—…sacudió de sus manos la tierra y miró la piel de sus palmas lacerada únicamente por el trabajo y el tiempo. Las costras en los nudillos y los hoyos hechos por el hierro de los clavos en las muñecas habían desaparecido. Llevó las yemas de sus dedos al rostro y lo sintió sin cardenales ni carne desprendida. Su frente no tenía pinchazos de espinas. El único dolor en su espalda era el de siempre, lo arrastraba desde aquella caída en el desierto; no tenía ya rastro de azotes. Las heridas de la cruz sobre los hombros, carne y huesos en flor, se esfumaron. Su manto había dejado de ser jirón. Era el tercer día. Recordaba lo ocurrido, apenas en vísperas, con opresión en el pecho, como un sueño triste.
“Durante varios minutos miró fijamente la lápida de piedra que sellaba el sepulcro. Todo permaneció intacto. No hubo respuesta o movimiento alguno, ni siquiera un tremor fugaz. Se acercó a la piedra. Estaba dispuesto a hacer cumplir la Escritura. Trató de moverla con su potestad de hombre. Fue inútil, se había requerido la fuerza de cuatro legionarios de Roma para colocarla, pues nadie quería que robaran cuerpos de esa fosa común. Intentó de nuevo y la inmovilidad de la roca venció otra vez. Pensó en clamar la ayuda del Padre y murmurando ‘¿lama sabactani?’ no lo hizo, al recordar el primer abandono. Las horas fueron extinguiendo su calma y se derrumbó. Con las rodillas sobre una mezcla de su llanto, sudor, tierra y coágulos dejados por cadáveres de truhanes y sediciosos, dudó de su naturaleza. ¿Por qué sentía ese vacío en el alma solo pensable en un espíritu miserable? El silencio fue la réplica. Nadie iría a ungirlo, eso estaba permitido para los muertos dignos, no para los otros, y él había sido despojado de todo honor por las leyes de su pueblo. En parte agradeció ahorrarse la humillación de ser a él a quien encontraran y no sólo al sudario y la tumba vacía, como debía ocurrir. Y ante la imposibilidad de que así ocurriera, de haber podido habría renunciado a su inmortalidad, pero no recordaba ya el camino al lecho de la muerte como hacen los seductores con sus conquistas.

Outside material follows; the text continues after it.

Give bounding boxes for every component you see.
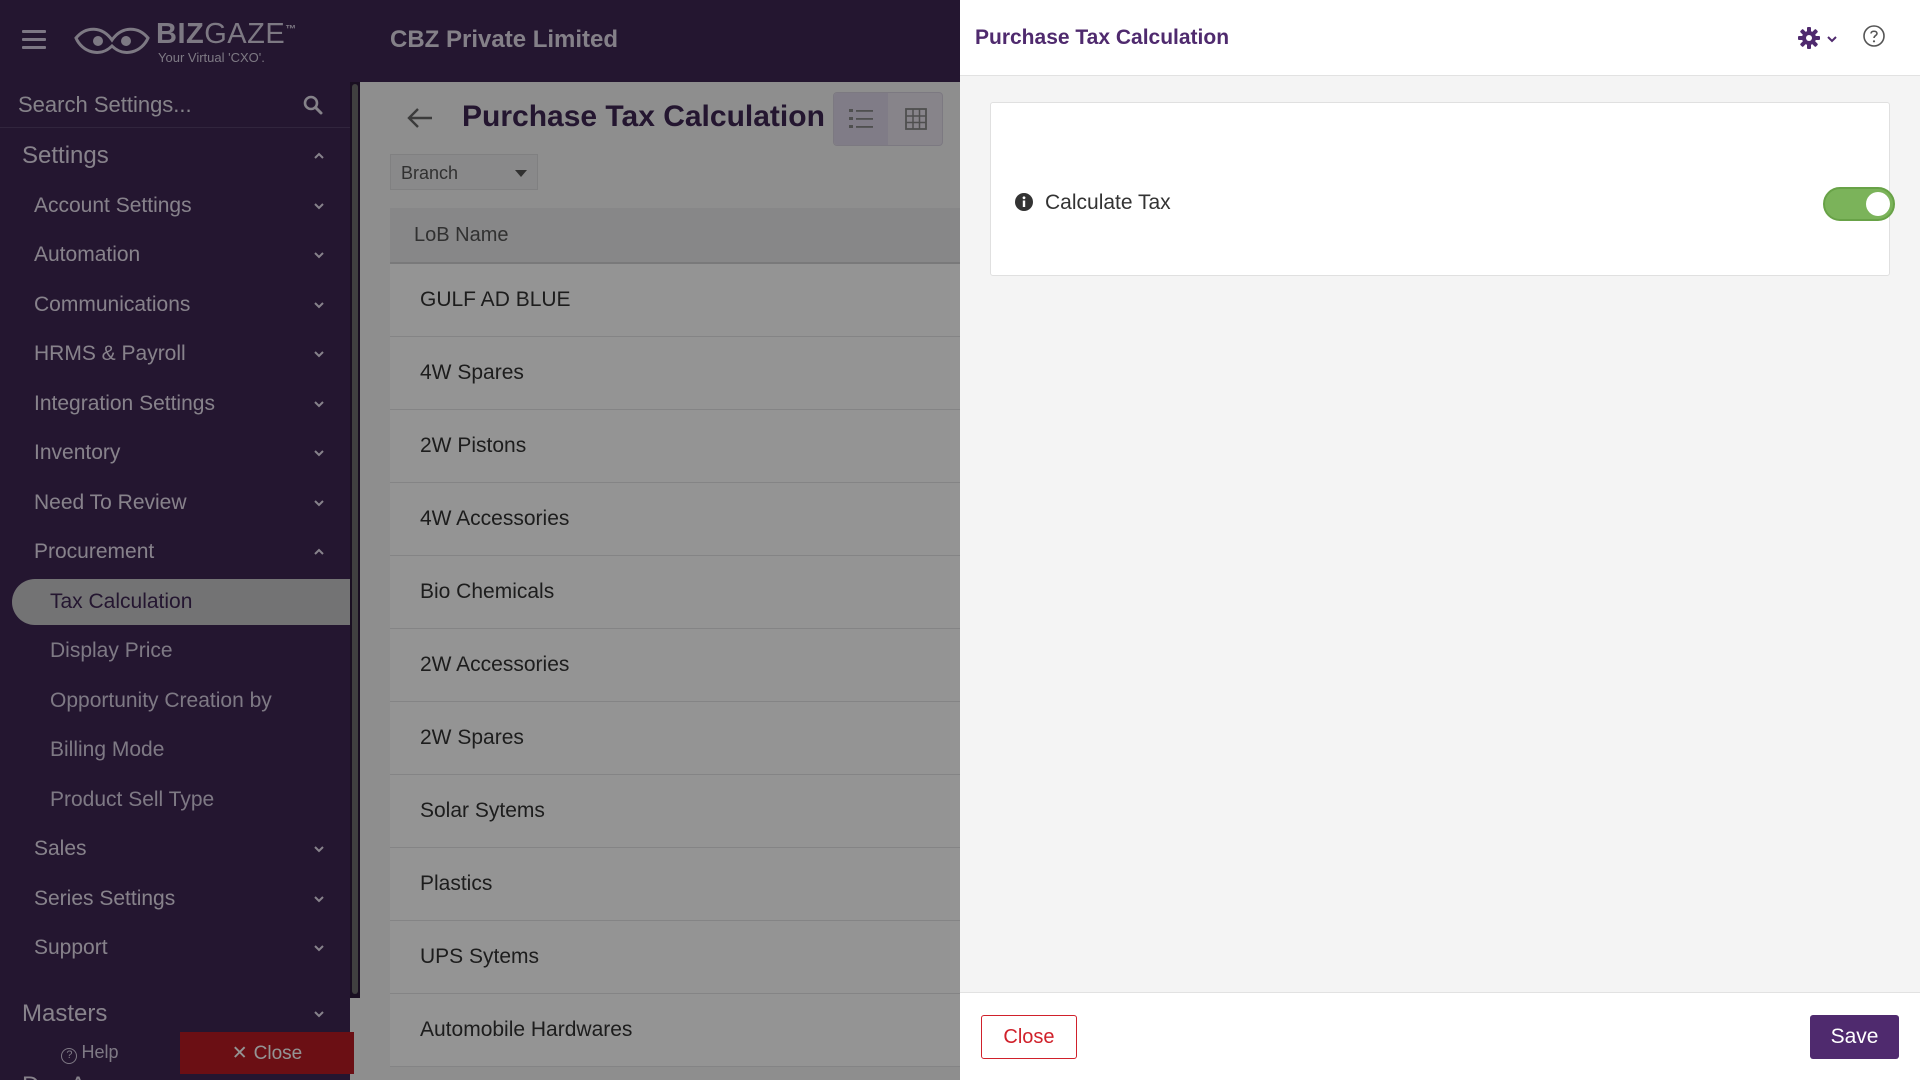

O peor aún, ella lo había confinado en ese hipogeo impregnado con el hedor y la frialdad de su aliento y se había olvidado de él. Si eso era la vida eterna, el verdadero infierno era la eternidad privada de todo lo que creyó su destino y su fe, él, Alfa y Omega, el primero y el último, convertido en el alfa y la omega de un alfabeto de silencio eterno.
“Y así, con los días se convenció de que para salir de ahí tendría que esperar la peor vejación: que los cadáveres de otros proscritos ajusticiados en el Gólgota también fueran echados a esa tumba de muertos sin nombre. Solo de esa manera la lápida sería removida y, al hallarlo vivo de nuevo, los otros lo proclamarían rey, profeta o mesías, otro de tantos; no lo verían como el ángel que en realidad era, caído de la gracia divina tras haber sido el favorito, el heredero. Al pensarlo se llenó de ira, ese capital y humano vicio, y maldijo su destino como lo hizo antes con los mercaderes, con Betsaida, Corazín, Capernaum. Y con la higuera: ‘Que nunca nadie coma frutos de ti’, recordó haber dicho. Y la memoria lo hizo arrepentirse de su prédica. Cómo deseaba un poco del néctar aquel en ese instante, una sola gota al menos, pues con tristeza comprendió que, en su indefensión, al próximo entierro de ejecutados sería mejor escapar de ahí sin dejar huella y, entre las sombras, procurarse alguna vid, hogazas y miel para saciar el hambre, como tendría que seguir haciéndolo por el resto de la eternidad.”
—¿Y ya, ese es el final de la que llamas “la mejor historia de la historia”?
—Sí, ahí termina.
—Pues, salvo lo que opinen los demás, yo creo que no es mala, aunque así, con tu protagonista despojado de su poder al final, como que se invalidan sus proezas, ¿no crees?; me recuerda a esas historias de principiantes en las que finalmente todo lo relatado fue un sueño. No sé si alguien quisiera robártela y menos hacerte daño para apropiársela como temes. Pero descuida, caíste en buen lugar y te damos la bienvenida, Judas... (dijiste que te llamas Judas, ¿verdad?): ayudarnos es el propósito de este taller de escribas. A ver, ¿qué opinan ustedes de esta historia, Mateo, Marcos, Lucas, Juan, qué dicen?